Había mentido a Harry Finn aquel día en la residencia geriátrica. Le había dicho que él, John Carr, era distinto de gente como Bingham, Cincetti y Cole. Sin embargo, no lo era. En varios aspectos era exactamente como ellos.

Se volvió y se alejó del acantilado. Entonces, de pronto John Carr dio media vuelta, corrió directo hacia el borde y saltó. Saltó al vacío con los brazos bien abiertos y las piernas separadas. Había retrocedido treinta años en el tiempo y acababa de matar a otro hombre.

La misión había sido un éxito, pero ahora había docenas de hombres dispuestos a matarle. Había corrido como alma que lleva el diablo; nadie le daría alcance. Era más rápido que una gacela. Había corrido hasta el borde de un acantilado el triple de alto que aquél y, sin pensárselo dos veces, se había tirado. Había caído en picado mientras le llovían balas desde todas partes. Había alcanzado el agua limpiamente, emergido y sobrevivido para seguir matando.

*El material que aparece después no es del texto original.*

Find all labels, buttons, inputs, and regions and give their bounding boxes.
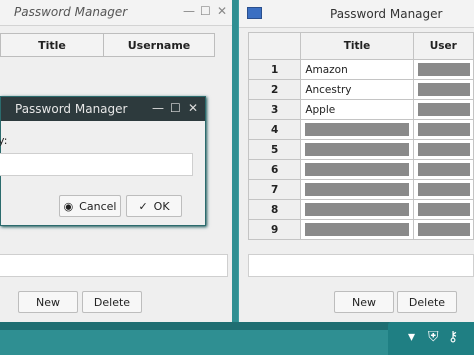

Mientras caía hacia el agua, los brazos y piernas de Carr respondieron a la perfección. Hay cosas que nunca se olvidan. El cerebro no necesita enviar un mensaje, el cuerpo sabe qué hacer. Y durante buena parte de su vida, John Carr había sabido qué debía hacer.

Instantes antes de impactar en el agua, Oliver Stone sonrió, y entonces John Carr desapareció bajo las olas.

Fin.

Nota del autor

NO LEER HASTA ACABAR EL LIBRO

Espero que hayas disfrutado con
Frío como el acero
. He de hacer una aclaración para que los lectores no me envíen correos electrónicos diciéndome que he cometido un error flagrante: he cambiado la cronología y he colocado a Yuri Andropov y Konstantin Chernenko como
premieres
de la Unión Soviética de forma que coincidieran con la carrera de Stone como ejecutor del Gobierno. Como escritor de ficción, tengo plena libertad para hacerlo. Se trata de una licencia que me permite la Declaración de Derechos del Novelista, bajo el apartado «¿Para qué molestarse con la verdad cuando te la puedes inventar?». Fue debidamente promulgada por el Congreso, organismo augusto que goza de una experiencia envidiable al respecto.